Quebec pharmacy leaders say they are hopeful that the additional measures will take account of the reduced income stream that the generic pricing decision will cause.

Meanwhile, Kevin Falcon, British Columbia’s minister of health services, unveiled the details of the province’s new pharmacy reimbursement program early last month. Under the plan — which was created following negotiations between the province, the British Columbia Pharmacists Association and the Canadian Association of Chain Drug Stores — the price of generics will drop to 35% of the price of the equivalent branded drug, down from the current 65%. The price cuts are set to be phased in over three years.

To compensate for the lower-priced generics, dispensing fees are slated to rise from $8.60 to $10.50 by April 2, 2012.
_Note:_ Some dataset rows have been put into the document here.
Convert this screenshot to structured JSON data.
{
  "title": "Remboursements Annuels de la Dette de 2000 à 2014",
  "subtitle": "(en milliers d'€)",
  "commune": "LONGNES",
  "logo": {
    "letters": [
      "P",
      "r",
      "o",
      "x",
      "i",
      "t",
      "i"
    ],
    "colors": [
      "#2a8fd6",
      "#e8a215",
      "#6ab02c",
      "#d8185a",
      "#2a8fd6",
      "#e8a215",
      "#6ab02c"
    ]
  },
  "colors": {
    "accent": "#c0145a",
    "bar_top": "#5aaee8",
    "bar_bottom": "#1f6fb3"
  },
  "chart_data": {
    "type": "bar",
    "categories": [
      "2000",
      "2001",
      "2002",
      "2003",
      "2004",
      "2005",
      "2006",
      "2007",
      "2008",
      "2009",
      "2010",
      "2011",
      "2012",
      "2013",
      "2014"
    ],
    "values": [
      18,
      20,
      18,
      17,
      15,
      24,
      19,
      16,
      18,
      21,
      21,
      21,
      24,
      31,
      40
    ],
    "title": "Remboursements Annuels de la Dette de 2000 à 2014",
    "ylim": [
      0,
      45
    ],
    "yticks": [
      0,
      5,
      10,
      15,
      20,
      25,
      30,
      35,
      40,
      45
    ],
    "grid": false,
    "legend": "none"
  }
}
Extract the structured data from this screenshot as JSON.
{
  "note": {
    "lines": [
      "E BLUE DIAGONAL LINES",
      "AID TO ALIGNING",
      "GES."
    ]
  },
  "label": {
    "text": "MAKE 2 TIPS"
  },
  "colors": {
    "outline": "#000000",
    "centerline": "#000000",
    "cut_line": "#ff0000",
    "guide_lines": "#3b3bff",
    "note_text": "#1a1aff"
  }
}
On October 1, the permitted markup on the price of prescription drugs dispensed under the government-funded PharmaCare program will be increased from 7% to 8%.

SDM’s Schreiber told analysts that the company’s ability to project continued growth in revenue and earnings — even if somewhat reduced from previous projections — was due to the “outstanding job” performed by SDM’s planning teams who developed the company’s strategies for the next three to four years.

Schreiber says SDM’s responsive strategies fall into four groupings: efficiency and effectiveness gains, a drive for market share and improved patient care, innovation and certain transformational projects.

He noted that these efforts will pay off in the long run. “We shall see the products of our hard work,” Schreiber said.